Tech giant Huawei’s three-year partnership with the IUCN under the Tech4Nature partnership aims to allow ease of monitoring and evaluation of conservation goals and successes in 300 protected areas worldwide that are part of the  IUCN Green List of Protected and Conserved Areas, including several here in Australia, by 2023. The partnership already utilises blockchain, AI and digital technology to monitor populations of the endangered Hainan gibbon in China, and a real-time feed monitors and reports on coral reef data in north-eastern Mauritius.

Remaining on guard

Among Huawei’s tech solutions are Nature Guardian’ devices – solar-panelled black boxes with microphones that are positioned within the treetops. Recording constantly, they use AI to transit information 24/7 to cloud-based servers, monitoring local species and their environment. Such devices, which Huawei bills as ‘rapid alert systems for failing ecosystems’ are already in place in Chile’s Nahuelbuta Range to inform conservation management of the endangered Darwin’s fox.
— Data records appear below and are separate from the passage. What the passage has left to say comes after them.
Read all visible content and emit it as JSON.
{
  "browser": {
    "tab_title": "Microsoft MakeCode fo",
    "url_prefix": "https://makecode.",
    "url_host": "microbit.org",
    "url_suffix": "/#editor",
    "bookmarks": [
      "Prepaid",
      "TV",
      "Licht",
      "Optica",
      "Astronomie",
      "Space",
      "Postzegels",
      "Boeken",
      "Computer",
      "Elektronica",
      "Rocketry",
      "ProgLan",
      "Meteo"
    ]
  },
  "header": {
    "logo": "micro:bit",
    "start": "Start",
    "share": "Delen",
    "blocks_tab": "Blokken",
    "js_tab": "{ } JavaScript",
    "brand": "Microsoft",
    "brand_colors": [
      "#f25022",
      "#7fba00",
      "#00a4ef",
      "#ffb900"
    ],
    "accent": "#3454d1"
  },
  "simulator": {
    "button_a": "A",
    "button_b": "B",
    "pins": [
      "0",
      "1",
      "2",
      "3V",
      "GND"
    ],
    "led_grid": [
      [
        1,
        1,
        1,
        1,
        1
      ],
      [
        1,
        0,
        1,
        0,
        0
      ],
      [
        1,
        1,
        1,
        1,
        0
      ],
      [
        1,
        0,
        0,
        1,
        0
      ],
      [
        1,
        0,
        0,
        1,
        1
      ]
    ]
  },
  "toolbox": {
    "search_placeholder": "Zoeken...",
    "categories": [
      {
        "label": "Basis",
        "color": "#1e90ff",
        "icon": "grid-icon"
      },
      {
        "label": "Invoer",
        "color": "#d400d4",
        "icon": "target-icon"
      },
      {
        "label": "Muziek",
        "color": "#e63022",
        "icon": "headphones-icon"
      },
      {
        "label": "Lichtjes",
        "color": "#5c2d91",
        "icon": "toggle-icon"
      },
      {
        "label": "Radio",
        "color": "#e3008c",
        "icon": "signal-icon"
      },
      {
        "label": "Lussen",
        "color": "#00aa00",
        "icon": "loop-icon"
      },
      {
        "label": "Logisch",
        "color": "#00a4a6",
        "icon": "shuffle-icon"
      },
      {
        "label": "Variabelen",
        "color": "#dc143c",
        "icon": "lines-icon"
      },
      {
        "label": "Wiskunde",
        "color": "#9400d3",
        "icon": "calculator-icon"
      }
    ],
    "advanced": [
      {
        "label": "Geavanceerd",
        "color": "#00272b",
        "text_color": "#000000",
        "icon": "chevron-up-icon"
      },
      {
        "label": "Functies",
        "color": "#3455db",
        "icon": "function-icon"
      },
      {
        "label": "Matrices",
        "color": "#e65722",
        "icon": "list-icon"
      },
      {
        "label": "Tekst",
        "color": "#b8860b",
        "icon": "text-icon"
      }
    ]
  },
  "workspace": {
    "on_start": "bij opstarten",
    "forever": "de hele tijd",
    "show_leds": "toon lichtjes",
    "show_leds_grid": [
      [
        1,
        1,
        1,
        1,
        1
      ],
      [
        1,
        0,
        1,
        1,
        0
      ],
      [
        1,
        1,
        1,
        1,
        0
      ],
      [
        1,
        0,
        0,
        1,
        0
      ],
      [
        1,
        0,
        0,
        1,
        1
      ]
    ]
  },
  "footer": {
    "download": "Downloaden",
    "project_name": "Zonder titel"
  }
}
Offshore, ‘smart’ cloud-connected acoustic-detecting buoys can record whale and dolphin vocalisations within an 80 km2 radius.

Such technologies are preceded by earlier applications like EarthRanger, which was developed in 2017 to collate and synthesise environmental data that would assist rangers with conservation management. However, they do raise concerns over data use, privacy and human versus machine decision-making. Vulnerable species already have to deal with human encroachment, habitat loss and climate change without adding hurdles arising from hacking, corruption or misuse of data.

As more sophisticated tools and technologies become available, new scientific approaches for establishing effective conservation solutions will continue to emerge, often before the bioethics of such technology are considered.

While the IUCN World Conservation Congress is clearly aware of the role technology plays in the fight to preserve biodiversity, it is hoped that AI will remain a complementary tool in the arsenal available to conservation managers and will not supersede or reduce the funding available for local human on-ground efforts.